Times changed as underdogs rally to Royals standard
Familiarity and failure are usually chief among them.
Offaly’s ability to punch above their weight made them particularly unlikeable to those of us who were coming of age in Laois in the 1980s and early 1990s but, for this onlooker at the time, Meath were never far behind in the unpopularity stakes. At times, they were even top of the list.
Nothing unusual there, you might say. Sure, didn’t most of the country curl their lips when talk turned to Sean Boylan’s boys? Maybe, but this wasn’t so much to do with their occasionally agricultural methods. This was personal.
Between 1990 and 1996, Laois and Meath met half-a-dozen times in the Leinster championship. Meath learned to enjoy those days. They won by 20 points in ’90, by six in the Leinster final in ’91, eight in ’93, four in ’94 and eight again in ’96.
The one hiccup in that lopsided sequence came in 1992 when the previous year’s All-Ireland finalists were put down by three points — and, glory be, in Navan of all places — with a teenage and tousled Hugh Emerson wreaking havoc in the home defence.
Beautiful. It was the county’s most noteworthy championship performance for years and, unfortunately, it would remain so until 2003 when Dublin were sacked in their Croke Park castle by Mick O’Dwyer’s boys in the provincial semi-final.
Meetings with Meath thinned in the years after ’96. Laois degenerated from a team that would invariably enjoy two or more days out every summer to one that would be escorted off the championship premises after 70 minutes — but some memories stick like Teflon.
By the time the sides met in the 2004 Leinster semi-final, Laois had just that one win in Páirc Tailteann to cling to in the face of eight defeats in the previous 17 years but the counties’ fortunes had turned by then and ‘Leix’ won by seven points that day.
They never trailed and didn’t concede a single score in the last 25 minutes but the image that stands out is one of full-forward Colm Parkinson teasing a posse of Meath defenders with some keepy-uppy along the sideline as the minutes wound down.
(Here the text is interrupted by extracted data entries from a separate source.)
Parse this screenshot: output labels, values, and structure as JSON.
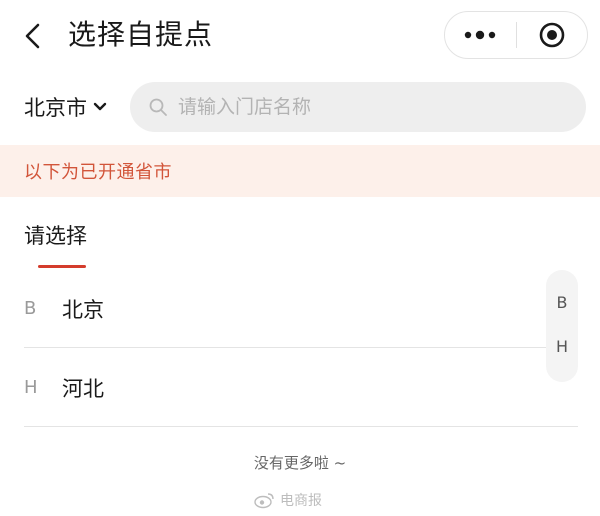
{
  "header": {
    "title": "选择自提点",
    "back_icon": "chevron-left-icon",
    "more_icon": "more-dots-icon",
    "close_icon": "target-circle-icon"
  },
  "location": {
    "city": "北京市",
    "dropdown_icon": "chevron-down-icon"
  },
  "search": {
    "placeholder": "请输入门店名称",
    "value": ""
  },
  "notice": {
    "text": "以下为已开通省市"
  },
  "tabs": [
    {
      "label": "请选择",
      "active": true
    }
  ],
  "provinces": [
    {
      "letter": "B",
      "name": "北京"
    },
    {
      "letter": "H",
      "name": "河北"
    }
  ],
  "index_bar": [
    "B",
    "H"
  ],
  "footer": {
    "no_more_text": "没有更多啦 ~",
    "watermark_text": "电商报"
  },
  "colors": {
    "accent": "#d43c2c",
    "notice_bg": "#fdf0ea",
    "notice_text": "#d2553a"
  }
}
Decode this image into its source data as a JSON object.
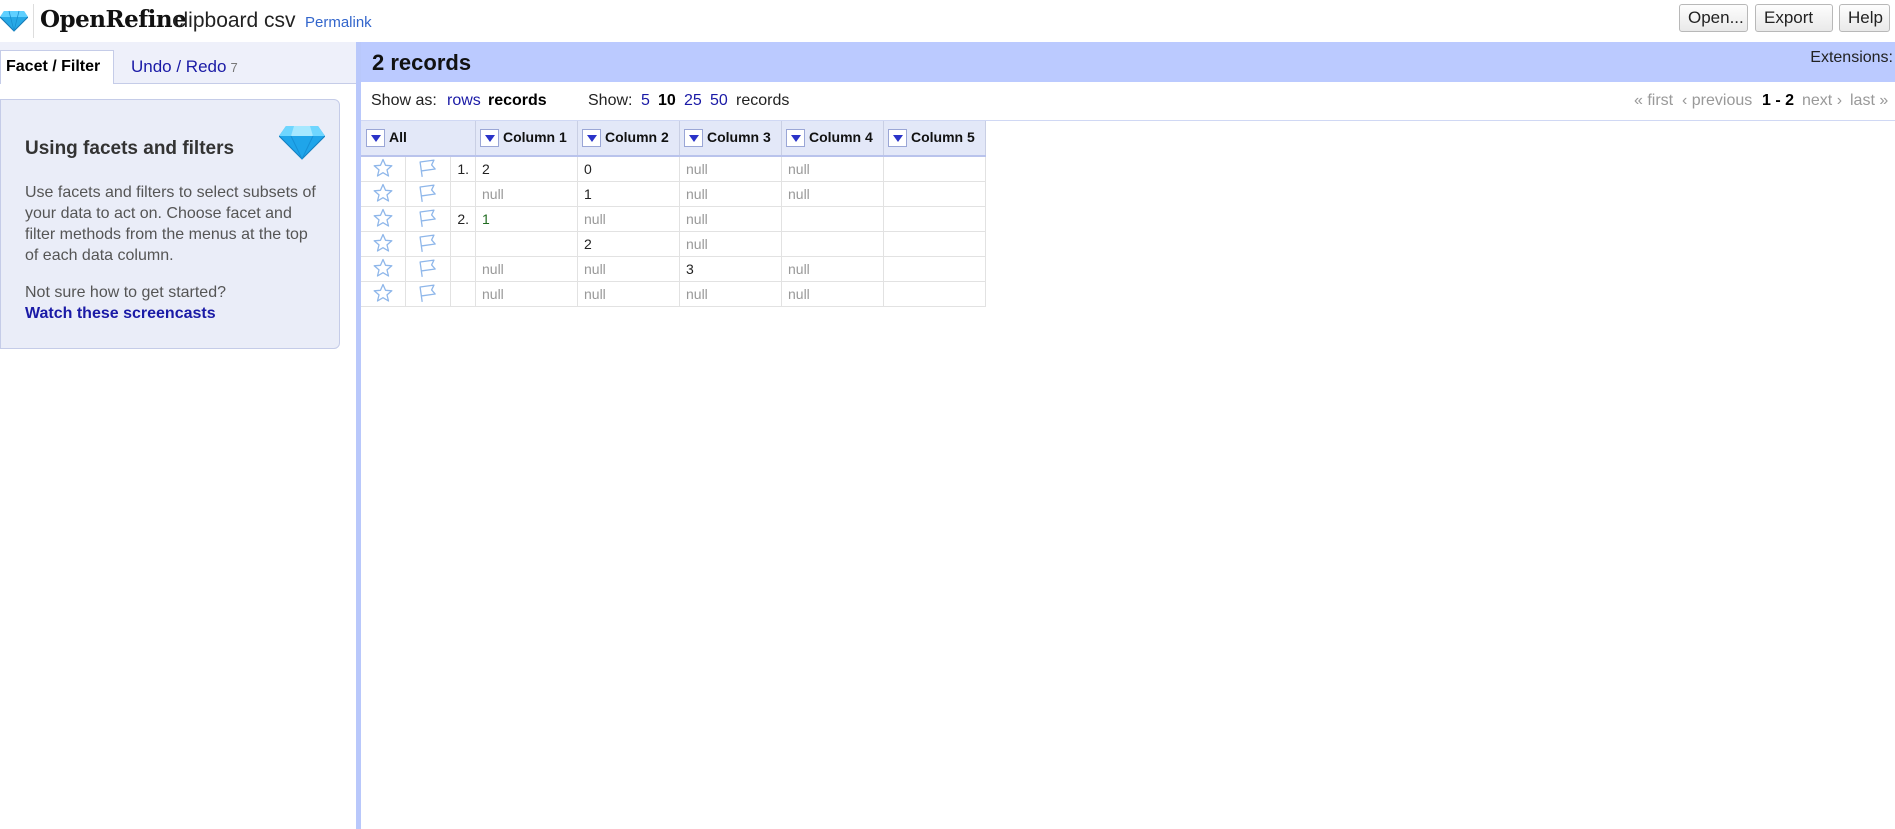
{
  "header": {
    "app_name": "OpenRefine",
    "project_name": "clipboard csv",
    "permalink": "Permalink",
    "open_label": "Open...",
    "export_label": "Export",
    "help_label": "Help"
  },
  "left_panel": {
    "tabs": {
      "facet": "Facet / Filter",
      "undo": "Undo / Redo",
      "undo_count": "7"
    },
    "help": {
      "title": "Using facets and filters",
      "body": "Use facets and filters to select subsets of your data to act on. Choose facet and filter methods from the menus at the top of each data column.",
      "question": "Not sure how to get started?",
      "link": "Watch these screencasts"
    }
  },
  "summary": {
    "records": "2 records",
    "extensions": "Extensions:"
  },
  "view_bar": {
    "show_as_label": "Show as:",
    "rows": "rows",
    "records": "records",
    "show_label": "Show:",
    "sizes": [
      "5",
      "10",
      "25",
      "50"
    ],
    "selected_size": "10",
    "records_suffix": "records",
    "pager": {
      "first": "« first",
      "previous": "‹ previous",
      "range": "1 - 2",
      "next": "next ›",
      "last": "last »"
    }
  },
  "table": {
    "all_label": "All",
    "columns": [
      "Column 1",
      "Column 2",
      "Column 3",
      "Column 4",
      "Column 5"
    ],
    "rows": [
      {
        "index": "1.",
        "cells": [
          "2",
          "0",
          "null",
          "null",
          ""
        ]
      },
      {
        "index": "",
        "cells": [
          "null",
          "1",
          "null",
          "null",
          ""
        ]
      },
      {
        "index": "2.",
        "cells": [
          "1",
          "null",
          "null",
          "",
          ""
        ]
      },
      {
        "index": "",
        "cells": [
          "",
          "2",
          "null",
          "",
          ""
        ]
      },
      {
        "index": "",
        "cells": [
          "null",
          "null",
          "3",
          "null",
          ""
        ]
      },
      {
        "index": "",
        "cells": [
          "null",
          "null",
          "null",
          "null",
          ""
        ]
      }
    ]
  },
  "colors": {
    "accent_blue": "#bbcaff",
    "link": "#1a1aa6",
    "null_text": "#999999"
  },
  "icons": [
    "diamond-logo-icon",
    "star-icon",
    "flag-icon",
    "dropdown-arrow-icon"
  ]
}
Parkinson paid for his delicate dance with the inevitable crunching tackle that sent him sprawling to the ground but he arose with a smile that was shared by long-suffering supporters thankful to see such a painful shoe being squeezed onto the other foot.
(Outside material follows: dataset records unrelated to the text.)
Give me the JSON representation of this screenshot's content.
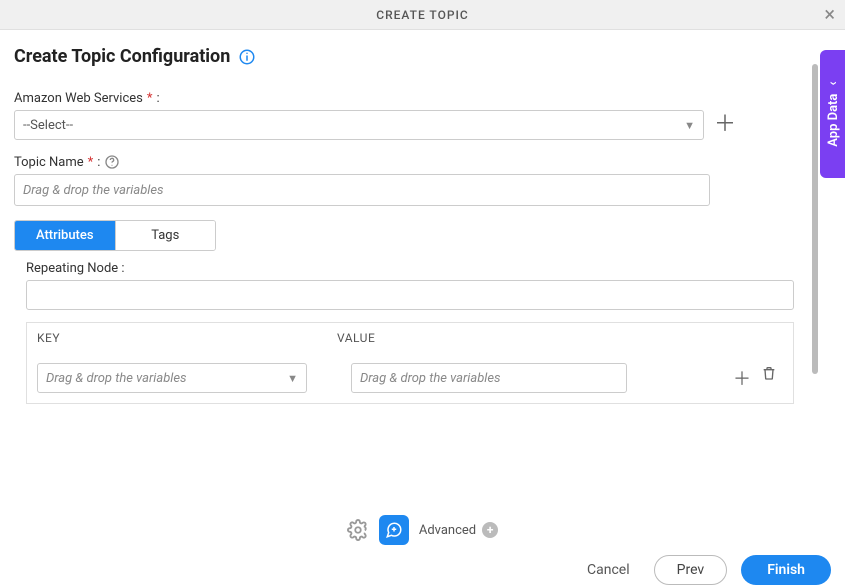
{
  "header": {
    "title": "CREATE TOPIC"
  },
  "page": {
    "title": "Create Topic Configuration"
  },
  "fields": {
    "aws_label": "Amazon Web Services",
    "aws_select_placeholder": "--Select--",
    "topic_label": "Topic Name",
    "topic_placeholder": "Drag & drop the variables"
  },
  "tabs": {
    "attributes": "Attributes",
    "tags": "Tags"
  },
  "attributes": {
    "repeating_label": "Repeating Node :",
    "key_header": "KEY",
    "value_header": "VALUE",
    "row": {
      "key_placeholder": "Drag & drop the variables",
      "value_placeholder": "Drag & drop the variables"
    }
  },
  "side": {
    "label": "App Data"
  },
  "footer": {
    "advanced": "Advanced",
    "cancel": "Cancel",
    "prev": "Prev",
    "finish": "Finish"
  },
  "colors": {
    "primary": "#1e88f0",
    "accent": "#7b3ff2"
  }
}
We’ve all moved on in the years since.
A decade spent in the press box tends to soften such childhood prejudices. So, too, do travails such as those Meath — and Laois — endured in recent years, so it was with an open heart that their resurrection was welcomed last Sunday.
The sight of youngsters like Conor Gillespie, who gave the lie to the idea that the art of high fielding is dead, or a whip-thin Damian Carroll, who gambolled about in a No 11 shirt miles too big for him like a Trevor Giles of old, was a joy to behold.
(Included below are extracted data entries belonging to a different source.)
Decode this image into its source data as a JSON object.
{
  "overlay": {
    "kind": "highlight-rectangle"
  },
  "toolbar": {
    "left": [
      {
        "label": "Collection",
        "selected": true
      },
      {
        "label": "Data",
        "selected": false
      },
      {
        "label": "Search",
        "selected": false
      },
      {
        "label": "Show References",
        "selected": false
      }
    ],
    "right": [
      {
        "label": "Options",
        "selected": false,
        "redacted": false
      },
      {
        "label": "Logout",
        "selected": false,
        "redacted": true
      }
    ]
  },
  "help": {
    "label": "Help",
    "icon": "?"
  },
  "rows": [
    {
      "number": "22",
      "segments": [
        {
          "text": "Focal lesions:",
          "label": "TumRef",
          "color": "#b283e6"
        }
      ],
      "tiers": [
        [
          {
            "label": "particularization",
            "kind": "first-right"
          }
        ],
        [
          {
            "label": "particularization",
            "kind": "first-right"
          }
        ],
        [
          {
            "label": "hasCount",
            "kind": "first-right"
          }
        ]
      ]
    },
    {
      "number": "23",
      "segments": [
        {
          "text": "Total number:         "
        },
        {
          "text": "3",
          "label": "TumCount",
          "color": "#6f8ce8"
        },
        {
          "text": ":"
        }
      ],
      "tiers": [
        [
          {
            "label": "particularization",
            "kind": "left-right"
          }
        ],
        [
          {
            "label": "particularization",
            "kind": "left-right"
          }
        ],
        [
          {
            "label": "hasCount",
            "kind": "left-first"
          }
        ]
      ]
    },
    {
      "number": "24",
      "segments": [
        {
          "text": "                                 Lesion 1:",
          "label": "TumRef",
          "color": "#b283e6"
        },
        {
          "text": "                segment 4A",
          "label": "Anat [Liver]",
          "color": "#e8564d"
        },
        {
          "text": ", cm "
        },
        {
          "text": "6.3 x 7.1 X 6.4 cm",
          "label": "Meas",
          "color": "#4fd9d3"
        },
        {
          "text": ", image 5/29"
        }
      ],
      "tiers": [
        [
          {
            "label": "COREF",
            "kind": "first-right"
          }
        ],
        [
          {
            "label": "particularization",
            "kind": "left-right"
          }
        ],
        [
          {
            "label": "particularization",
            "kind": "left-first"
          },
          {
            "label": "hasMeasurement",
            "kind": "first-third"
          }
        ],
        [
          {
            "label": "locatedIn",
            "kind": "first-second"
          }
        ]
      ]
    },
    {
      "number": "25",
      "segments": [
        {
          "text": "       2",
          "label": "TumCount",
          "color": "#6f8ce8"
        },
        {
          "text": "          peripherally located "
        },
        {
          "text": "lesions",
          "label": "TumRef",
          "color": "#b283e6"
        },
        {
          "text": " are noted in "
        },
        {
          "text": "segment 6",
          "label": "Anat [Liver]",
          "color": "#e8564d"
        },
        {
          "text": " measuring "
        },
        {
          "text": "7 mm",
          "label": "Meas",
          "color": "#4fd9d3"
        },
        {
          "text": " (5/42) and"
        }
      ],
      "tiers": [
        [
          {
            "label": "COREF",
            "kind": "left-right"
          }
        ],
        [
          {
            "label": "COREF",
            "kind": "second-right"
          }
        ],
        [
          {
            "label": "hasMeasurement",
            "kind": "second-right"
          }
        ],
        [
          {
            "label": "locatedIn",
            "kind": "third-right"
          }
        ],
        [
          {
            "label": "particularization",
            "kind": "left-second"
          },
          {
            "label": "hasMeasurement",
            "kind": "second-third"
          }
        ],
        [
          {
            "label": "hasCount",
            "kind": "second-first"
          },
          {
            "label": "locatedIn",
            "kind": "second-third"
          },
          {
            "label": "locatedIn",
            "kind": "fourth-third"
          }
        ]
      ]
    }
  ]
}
Even better was the fact that here was a team written off after a traumatic relegation to the third tier of the Allianz League, one whose manager had stood resolutely at his post in the face of a failed putsch and needed two attempts to squeeze past Carlow.
That they were facing an opponent such as Kildare made it all the better.
Nothing against Kieran McGeeney or his players but it has been hard to find too much affection for the Lilywhites, whose machine-like qualities and all-white kit are suggestive of a prototype yet to be fitted with the various bells and whistles to lend it colour.
None of which is to play down the time, effort and expertise that went into preparing their opponents. This was no ragtag bunch of swing-from-the-hip merchants. In Seamus McEnaney, and others like Giles and John Evans, Meath lacked for little in the way of expertise or nous.
Yet their ability to shrug aside the effects of a shambolic run-up to last weekend’s Leinster semi-final and sweep aside a team of Kildare’s ability and athleticism with a side callow and carefree can only give heart to those counties currently marooned in a morass of mediocrity and muddles.
God knows there are enough of them out there. The odds are that Meath will still lose the Leinster final to Dublin later this month but they have already made their mark. And who’d have thought it 20 years ago? The Royals striking a blow for the underdogs they used to repress.